Police investigators themselves are not immune from threat. Just last Wednesday, a female cop, inspector Herfa Beckford, told the Corporate Area court that her life had been threatened in the case of the Avalanche murder, and that a witness in the case had been killed already.
In that case, Garret Burke is accused of using his truck to push David Garden, 30, over a ravine to his death.
Such dangers to witnesses have given rise to deeper consideration of how technology can be used to facilitate witnesses without having them physically present in court. But the issue remains fledgling.
As for the instant problem facing the IJCHR, Denny said taking written statements from witnesses would not work as they could not be cross-examined in courts, a crucial element of the trial.
“I need to make it clear that as human rights advocates, we are not condoning the crimes that anyone of these men did.. Every innocent death in the country affects us,” Denny said, apparently to head off potential critics.
“But in this re-sentencing exercise, our role is to find individuals in the community who could give the courts, the judges, a side of this individual that we would otherwise not have heard about,” he said. For example, one convict who was a swimmer, had saved lives before he was convicted of taking a life.
The local human rights group recently led a search for character witnesses, utilising the services of five legal interns from the Centre for Capital Punishment Studies based in London, United Kingdom, and one Jamaican-based lawyer.
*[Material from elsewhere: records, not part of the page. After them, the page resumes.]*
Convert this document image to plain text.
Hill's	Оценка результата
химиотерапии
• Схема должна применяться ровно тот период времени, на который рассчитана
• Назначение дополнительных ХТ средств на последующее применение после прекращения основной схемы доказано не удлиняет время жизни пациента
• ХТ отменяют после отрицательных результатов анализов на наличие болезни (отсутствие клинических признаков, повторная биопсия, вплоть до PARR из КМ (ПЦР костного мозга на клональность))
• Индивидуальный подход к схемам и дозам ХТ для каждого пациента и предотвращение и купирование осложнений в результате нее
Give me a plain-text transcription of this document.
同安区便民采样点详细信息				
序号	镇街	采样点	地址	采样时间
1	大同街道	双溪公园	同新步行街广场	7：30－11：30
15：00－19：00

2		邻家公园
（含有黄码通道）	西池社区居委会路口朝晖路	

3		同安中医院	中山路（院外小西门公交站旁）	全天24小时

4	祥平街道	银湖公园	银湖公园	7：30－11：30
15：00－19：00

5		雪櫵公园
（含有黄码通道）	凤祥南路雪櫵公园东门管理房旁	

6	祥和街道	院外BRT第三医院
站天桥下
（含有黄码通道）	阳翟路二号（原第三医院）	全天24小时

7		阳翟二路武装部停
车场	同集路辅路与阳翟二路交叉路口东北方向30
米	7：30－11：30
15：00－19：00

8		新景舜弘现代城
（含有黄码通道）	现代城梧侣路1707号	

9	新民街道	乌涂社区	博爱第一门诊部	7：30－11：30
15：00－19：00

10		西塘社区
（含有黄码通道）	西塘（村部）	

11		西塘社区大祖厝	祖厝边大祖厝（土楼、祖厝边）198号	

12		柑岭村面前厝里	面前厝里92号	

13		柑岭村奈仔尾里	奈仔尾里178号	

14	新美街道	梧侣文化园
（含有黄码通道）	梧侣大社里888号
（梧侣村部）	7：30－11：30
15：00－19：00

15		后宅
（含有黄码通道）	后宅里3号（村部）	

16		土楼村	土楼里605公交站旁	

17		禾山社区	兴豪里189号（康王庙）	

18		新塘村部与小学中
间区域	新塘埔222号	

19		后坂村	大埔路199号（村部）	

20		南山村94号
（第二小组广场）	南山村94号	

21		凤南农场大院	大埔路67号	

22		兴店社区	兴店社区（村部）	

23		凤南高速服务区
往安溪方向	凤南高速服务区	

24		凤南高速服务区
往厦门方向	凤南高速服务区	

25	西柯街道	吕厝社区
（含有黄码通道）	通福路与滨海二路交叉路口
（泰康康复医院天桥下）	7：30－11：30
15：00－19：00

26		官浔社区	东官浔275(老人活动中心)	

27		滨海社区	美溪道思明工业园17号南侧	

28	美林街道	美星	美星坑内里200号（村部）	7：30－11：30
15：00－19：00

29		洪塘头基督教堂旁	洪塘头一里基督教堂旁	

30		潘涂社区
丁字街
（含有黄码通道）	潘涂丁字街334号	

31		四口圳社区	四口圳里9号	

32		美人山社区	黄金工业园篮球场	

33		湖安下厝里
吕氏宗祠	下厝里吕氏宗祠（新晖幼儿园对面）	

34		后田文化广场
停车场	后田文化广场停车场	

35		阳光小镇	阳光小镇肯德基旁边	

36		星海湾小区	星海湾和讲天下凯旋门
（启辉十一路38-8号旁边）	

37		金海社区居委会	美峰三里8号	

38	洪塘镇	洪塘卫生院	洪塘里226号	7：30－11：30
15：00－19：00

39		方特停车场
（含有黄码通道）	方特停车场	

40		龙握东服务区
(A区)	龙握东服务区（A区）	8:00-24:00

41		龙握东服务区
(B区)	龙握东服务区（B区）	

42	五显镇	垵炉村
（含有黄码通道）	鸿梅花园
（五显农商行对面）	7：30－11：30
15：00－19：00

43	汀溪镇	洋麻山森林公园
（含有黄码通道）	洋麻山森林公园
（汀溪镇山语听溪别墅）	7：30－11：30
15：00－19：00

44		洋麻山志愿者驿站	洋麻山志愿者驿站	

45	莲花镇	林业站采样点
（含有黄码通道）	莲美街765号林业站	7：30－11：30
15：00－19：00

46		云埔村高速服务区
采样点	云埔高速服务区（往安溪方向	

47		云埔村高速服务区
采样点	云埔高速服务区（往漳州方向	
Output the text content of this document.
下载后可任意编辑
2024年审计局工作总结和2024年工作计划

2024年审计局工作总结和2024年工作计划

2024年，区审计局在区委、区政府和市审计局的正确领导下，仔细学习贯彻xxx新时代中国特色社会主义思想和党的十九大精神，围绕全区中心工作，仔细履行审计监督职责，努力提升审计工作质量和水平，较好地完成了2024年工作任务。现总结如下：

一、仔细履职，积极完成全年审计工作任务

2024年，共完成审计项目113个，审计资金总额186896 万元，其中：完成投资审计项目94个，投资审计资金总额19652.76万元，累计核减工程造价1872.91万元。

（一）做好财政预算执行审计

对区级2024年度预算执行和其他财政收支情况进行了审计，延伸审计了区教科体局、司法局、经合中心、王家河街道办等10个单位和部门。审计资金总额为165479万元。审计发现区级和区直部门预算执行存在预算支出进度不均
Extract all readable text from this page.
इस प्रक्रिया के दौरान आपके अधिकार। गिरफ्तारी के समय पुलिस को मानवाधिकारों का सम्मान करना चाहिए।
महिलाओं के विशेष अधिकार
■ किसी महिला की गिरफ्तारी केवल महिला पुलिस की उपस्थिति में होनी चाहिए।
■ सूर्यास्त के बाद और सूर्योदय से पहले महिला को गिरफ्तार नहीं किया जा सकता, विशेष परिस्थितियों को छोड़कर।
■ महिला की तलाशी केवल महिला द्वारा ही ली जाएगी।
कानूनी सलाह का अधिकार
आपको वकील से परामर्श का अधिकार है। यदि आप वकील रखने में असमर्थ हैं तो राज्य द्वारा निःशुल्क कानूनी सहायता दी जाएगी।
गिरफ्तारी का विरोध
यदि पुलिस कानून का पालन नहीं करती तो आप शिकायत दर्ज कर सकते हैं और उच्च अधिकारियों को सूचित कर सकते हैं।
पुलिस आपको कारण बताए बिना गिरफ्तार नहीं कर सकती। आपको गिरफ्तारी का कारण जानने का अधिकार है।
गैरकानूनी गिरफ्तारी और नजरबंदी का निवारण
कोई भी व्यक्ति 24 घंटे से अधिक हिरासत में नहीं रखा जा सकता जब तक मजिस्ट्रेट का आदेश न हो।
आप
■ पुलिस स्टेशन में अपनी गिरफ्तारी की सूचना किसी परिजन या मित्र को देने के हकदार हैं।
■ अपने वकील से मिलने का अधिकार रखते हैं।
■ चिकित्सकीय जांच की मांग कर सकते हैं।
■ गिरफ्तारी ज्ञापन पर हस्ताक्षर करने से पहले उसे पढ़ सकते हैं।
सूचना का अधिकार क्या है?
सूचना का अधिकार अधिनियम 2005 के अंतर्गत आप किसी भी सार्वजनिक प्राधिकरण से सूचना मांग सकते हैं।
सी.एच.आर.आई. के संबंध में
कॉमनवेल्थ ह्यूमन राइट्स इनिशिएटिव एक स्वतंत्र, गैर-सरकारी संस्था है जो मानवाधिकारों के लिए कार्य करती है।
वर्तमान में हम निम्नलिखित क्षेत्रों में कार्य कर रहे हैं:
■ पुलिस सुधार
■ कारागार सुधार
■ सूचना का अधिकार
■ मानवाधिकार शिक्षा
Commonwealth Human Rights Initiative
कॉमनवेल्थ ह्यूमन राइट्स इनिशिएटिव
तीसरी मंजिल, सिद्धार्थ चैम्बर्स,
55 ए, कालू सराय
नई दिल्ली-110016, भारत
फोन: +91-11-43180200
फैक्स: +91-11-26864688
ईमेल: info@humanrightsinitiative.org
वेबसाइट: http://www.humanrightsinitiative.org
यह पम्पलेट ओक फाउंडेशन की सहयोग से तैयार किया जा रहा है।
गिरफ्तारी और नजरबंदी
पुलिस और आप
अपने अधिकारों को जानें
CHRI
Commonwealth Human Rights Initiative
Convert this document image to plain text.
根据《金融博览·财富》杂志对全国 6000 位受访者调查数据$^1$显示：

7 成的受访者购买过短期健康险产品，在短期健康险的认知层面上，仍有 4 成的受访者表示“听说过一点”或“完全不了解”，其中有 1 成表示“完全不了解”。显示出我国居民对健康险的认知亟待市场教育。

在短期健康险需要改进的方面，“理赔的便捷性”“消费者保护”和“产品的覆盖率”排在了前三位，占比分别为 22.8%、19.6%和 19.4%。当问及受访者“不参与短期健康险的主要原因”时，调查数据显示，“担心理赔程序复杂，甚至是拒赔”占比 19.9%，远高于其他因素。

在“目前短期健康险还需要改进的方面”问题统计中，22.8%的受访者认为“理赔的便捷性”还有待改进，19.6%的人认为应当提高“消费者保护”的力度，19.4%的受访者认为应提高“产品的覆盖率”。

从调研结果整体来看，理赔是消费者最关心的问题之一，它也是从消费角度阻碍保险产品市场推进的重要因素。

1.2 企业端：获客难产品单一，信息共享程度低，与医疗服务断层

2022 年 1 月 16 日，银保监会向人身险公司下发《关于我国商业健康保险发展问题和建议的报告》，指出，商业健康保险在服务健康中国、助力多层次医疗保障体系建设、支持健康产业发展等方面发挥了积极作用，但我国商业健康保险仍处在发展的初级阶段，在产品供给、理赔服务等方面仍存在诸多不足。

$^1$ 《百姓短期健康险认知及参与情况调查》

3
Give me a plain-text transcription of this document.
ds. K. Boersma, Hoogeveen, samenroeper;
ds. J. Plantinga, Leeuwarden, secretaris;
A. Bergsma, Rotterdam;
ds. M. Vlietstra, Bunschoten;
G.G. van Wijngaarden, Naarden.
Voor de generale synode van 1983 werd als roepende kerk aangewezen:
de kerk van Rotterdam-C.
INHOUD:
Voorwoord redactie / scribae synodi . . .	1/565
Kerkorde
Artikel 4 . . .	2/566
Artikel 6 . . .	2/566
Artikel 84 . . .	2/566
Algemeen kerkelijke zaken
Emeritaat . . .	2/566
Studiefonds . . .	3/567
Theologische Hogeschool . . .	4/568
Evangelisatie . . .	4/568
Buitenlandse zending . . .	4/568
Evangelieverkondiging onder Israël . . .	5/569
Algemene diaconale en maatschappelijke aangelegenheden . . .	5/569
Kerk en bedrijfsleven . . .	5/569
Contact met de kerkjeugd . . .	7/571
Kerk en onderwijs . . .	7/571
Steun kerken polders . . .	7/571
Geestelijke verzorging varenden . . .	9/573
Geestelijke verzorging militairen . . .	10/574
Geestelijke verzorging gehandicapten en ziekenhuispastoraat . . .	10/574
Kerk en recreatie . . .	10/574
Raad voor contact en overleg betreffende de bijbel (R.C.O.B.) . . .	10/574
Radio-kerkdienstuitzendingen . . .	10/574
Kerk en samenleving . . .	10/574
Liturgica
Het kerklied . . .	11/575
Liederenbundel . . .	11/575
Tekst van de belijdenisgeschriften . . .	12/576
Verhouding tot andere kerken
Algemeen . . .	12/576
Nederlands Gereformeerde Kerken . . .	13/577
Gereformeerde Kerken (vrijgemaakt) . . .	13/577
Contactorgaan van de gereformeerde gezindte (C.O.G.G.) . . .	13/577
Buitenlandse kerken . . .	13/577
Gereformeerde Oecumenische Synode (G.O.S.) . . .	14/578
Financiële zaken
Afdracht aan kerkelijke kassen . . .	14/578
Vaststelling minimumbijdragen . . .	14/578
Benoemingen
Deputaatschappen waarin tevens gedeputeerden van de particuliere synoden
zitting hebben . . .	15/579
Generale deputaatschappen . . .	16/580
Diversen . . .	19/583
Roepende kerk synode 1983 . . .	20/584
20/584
In many cases, they found themselves deep in the guts of the island’s violent inner-cities.
One intern, Max Hardisty, said the experience garnered in Jamaica was exceptional.
“We have no place in England where violence is so common place. In talking to the people, what we found was an existence in a culture of casual suffering from violent crimes that these persons are exposed to,” Hardisty told the Sunday Observer.
“I am sure, I will be affected by my experiences here for a very long time. It is a long lasting and highly educational experience.”
Another intern, Gemma Loughran said she had previously worked in South Africa, noting that the similarities with Jamaica were striking.
“On our first day in some of the communities, there was curiosity as to what we were about. After we explained to them, that turned to almost silence. They were terrified of talking, and were even worried about the implications of speaking to us from their doorsteps,” said Loughran.
Another striking similarity to her was the huge class divide here, and she felt that, “it was almost unreal that you could live in one part of Jamaica and not see the ghettos.”
Locally based intern, Gillian Burgess, too said the experience was phenomenal.
“I was afforded the opportunity of making contact with all the persons to be sentenced. Nothing prepared me for the impact that that would make on me,” she said.
For Frances Ibekwe, the experience working in Jamaica would also be a lasting one.
“It is easier to make contact in the United Kingdom, and it was rewarding to actually find individuals who were willing to testify,” she said.
Anna Lau, another intern said, many of her cases were adjourned.
She noted that while there was an eagerness by potential witnesses to participate on the phone, “there was a reluctance to come forward. And the reluctance was more acute in some communities than in others.”